I have a tab delimited data set as such (some columns removed but not relevant here):
XYZ 12345671 18884 18912 222.00 222.00 Standard 2 CMD.1
ABC 12345672 18875 397.00 Standard 1 CMD.2
ABC 12345673 18889 18919 18950 146.66 146.66 146.68 Standard 3 CMD.2
XYZ 12345674 18840 18871 18901 193.00 193.00 192.00 Standard 3 CMD.1
Unfortunately in the data set there are two multi-value fields (with 1 or more sub-values) using the same delimiter as every other column. All of the 5 digit numbers starting with 18 are one field, then all of the decimal numbers are a second field. The number of sub-values will always match between these fields (that is, if the first has 2 values the second will have 2 values). The lonae number by itself between "Standard" and "CMD.X" is the number of sub-values in each of those fields. Basically, what I'm trying to create is:
XYZ 12345671 18884;18912 222.00;222.00 Standard 2 CMD.1
ABC 12345672 18875 397.00 Standard 1 CMD.2
ABC 12345673 18889;18919;18950 146.66;146.66;146.68 Standard 3 CMD.2
XYZ 12345674 18840;18871;18901 193.00;193.00;192.00 Standard 3 CMD.1
Due to the filesize, I am trying to use this with System.IO.File (as many as 100,000k records):
$File = [System.IO.File]::ReadAllText('in_file.txt')

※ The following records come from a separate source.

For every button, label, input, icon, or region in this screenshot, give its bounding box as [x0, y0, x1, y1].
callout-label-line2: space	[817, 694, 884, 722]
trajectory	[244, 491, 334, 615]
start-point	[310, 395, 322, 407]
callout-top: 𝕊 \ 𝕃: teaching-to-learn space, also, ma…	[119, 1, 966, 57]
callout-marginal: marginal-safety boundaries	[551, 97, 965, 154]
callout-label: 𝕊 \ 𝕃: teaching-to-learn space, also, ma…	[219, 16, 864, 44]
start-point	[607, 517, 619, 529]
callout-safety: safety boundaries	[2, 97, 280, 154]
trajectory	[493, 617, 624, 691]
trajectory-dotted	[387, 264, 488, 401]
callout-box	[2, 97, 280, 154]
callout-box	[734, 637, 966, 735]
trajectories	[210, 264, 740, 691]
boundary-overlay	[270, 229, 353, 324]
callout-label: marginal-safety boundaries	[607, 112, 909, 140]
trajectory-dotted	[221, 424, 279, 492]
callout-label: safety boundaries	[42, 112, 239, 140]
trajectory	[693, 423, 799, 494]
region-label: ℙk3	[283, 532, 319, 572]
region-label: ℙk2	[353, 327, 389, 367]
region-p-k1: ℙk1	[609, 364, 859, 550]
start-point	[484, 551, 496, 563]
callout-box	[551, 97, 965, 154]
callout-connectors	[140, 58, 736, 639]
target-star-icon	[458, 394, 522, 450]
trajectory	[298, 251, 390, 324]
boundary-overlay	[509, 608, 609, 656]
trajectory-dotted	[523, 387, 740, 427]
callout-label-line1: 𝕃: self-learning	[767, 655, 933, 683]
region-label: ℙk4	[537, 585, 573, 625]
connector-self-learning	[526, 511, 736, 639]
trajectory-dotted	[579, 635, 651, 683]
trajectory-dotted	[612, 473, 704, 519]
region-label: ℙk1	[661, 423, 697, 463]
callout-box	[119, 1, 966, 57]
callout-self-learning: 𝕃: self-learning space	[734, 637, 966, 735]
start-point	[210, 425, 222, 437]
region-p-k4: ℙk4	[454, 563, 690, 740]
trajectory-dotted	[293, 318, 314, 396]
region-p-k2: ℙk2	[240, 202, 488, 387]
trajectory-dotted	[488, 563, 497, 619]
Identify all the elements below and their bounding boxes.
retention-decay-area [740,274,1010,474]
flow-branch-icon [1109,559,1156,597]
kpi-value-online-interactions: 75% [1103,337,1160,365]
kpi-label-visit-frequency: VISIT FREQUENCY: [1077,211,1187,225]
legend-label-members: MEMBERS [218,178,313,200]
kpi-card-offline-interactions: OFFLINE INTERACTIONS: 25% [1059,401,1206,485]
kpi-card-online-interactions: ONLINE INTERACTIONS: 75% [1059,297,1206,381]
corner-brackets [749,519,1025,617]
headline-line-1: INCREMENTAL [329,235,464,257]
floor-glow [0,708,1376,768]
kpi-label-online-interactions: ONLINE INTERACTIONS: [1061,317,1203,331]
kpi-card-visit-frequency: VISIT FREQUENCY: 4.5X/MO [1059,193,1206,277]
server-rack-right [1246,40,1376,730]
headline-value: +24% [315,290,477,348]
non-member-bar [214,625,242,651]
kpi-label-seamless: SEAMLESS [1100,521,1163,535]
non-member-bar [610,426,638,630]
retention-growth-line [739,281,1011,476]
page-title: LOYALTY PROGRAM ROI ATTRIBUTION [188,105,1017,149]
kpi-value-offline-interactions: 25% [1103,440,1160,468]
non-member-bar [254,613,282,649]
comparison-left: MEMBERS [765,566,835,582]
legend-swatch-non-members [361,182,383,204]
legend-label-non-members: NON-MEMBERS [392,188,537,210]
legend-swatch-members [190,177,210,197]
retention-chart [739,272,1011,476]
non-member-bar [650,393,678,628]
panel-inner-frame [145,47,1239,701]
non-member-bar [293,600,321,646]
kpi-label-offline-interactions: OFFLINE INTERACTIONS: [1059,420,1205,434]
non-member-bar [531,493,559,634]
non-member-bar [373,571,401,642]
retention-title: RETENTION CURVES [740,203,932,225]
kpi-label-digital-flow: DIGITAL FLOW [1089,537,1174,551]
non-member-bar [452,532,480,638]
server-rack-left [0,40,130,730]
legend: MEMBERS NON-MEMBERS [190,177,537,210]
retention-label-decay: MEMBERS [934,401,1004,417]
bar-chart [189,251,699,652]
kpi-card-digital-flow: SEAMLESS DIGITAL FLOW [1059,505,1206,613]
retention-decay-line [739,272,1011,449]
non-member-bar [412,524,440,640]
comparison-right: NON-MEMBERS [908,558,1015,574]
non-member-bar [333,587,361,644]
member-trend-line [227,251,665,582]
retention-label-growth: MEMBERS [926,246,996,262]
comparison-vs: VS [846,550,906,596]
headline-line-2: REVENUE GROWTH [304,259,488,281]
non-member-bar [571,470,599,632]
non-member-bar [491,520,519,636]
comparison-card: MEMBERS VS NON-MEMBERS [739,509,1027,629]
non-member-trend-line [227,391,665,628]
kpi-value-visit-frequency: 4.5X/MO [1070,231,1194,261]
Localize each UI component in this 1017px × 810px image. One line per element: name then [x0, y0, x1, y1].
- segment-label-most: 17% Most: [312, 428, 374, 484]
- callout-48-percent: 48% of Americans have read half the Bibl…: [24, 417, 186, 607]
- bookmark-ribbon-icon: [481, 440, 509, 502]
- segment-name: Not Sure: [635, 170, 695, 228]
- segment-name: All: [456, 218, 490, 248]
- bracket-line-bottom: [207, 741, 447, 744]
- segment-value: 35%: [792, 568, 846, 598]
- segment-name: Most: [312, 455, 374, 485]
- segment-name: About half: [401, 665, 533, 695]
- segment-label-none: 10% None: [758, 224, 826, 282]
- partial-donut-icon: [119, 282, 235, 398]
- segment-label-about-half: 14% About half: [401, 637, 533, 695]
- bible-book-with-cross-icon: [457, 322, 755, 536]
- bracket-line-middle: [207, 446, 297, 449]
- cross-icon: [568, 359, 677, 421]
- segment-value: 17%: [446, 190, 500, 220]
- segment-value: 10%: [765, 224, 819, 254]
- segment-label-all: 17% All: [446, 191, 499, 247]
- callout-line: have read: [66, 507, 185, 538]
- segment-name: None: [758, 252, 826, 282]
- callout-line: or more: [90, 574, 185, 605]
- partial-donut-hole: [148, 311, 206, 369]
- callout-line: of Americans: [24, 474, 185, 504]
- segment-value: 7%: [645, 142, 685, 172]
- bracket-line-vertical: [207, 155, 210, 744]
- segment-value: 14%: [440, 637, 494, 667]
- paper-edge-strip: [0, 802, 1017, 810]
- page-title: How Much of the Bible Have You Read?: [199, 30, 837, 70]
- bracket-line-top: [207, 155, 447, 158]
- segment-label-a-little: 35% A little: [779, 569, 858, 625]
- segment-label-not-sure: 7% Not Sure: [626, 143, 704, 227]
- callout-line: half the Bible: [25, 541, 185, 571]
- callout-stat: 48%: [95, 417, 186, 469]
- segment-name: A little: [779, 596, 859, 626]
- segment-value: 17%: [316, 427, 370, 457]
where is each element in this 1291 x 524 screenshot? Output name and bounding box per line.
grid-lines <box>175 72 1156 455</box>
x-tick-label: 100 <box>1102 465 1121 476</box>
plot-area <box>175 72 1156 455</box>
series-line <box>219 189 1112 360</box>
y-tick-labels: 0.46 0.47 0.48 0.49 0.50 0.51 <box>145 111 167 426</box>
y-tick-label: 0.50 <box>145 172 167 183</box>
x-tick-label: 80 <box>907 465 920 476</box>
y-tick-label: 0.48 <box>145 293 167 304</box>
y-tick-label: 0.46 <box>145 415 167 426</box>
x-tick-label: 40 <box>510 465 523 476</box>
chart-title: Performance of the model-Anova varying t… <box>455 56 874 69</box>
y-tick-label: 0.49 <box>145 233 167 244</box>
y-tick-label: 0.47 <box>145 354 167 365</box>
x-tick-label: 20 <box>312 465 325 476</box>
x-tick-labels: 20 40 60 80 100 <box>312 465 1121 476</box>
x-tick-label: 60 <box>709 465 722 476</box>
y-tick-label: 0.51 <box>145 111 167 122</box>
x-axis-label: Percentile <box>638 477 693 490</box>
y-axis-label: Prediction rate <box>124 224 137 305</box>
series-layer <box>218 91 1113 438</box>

ForEach($RecordSet In $File){
$RecordSet = $RecordSet -CReplace '(?m)(/d/d/d/d/d)`t(/d/d/d/d/d)','(/d/d/d/d/d);(/d/d/d/d/d)'
$RecordSet = $RecordSet -CReplace '(?m)([0-9]*\.[0-9]+|[0-9]+)`t([0-9]*\.[0-9]+|[0-9]+)','([0-9]*\.[0-9]+|[0-9]+);([0-9]*\.[0-9]+|[0-9]+)'
Add-Content ('out_file.txt") $RecordSet
}
Yes, I realize the in_file.txt is a stupid format -- it's not changeable unfortunately.
Maybe,
(?<=\s\d{5}\b)\s+(?=\b\d{5}\b)|(?<=\s\d{3}\.\d{2}\b)\s+(?=\b\d{3}\.\d{2}\b)
and a replacement of ;
might be OK to look into.
or you can likely capture those with an expression similar to,
(\d+)\s{3}(\d+)\s{3}(?:(\d+)\s{3})?(\d+\.\d+)\s{2}(\d+\.\d+)\s{2}(?:(\d+\.\d+)\s{2})?Standard
then, replace with $1;$2;$3;$4;$5;$6;
or $1;$2;$4;$5;
.
If you wish to simplify/modify/explore the expression, it's been explained on the top right panel of regex101.com. If you'd like, you can also watch in this link, how it would match against some sample inputs.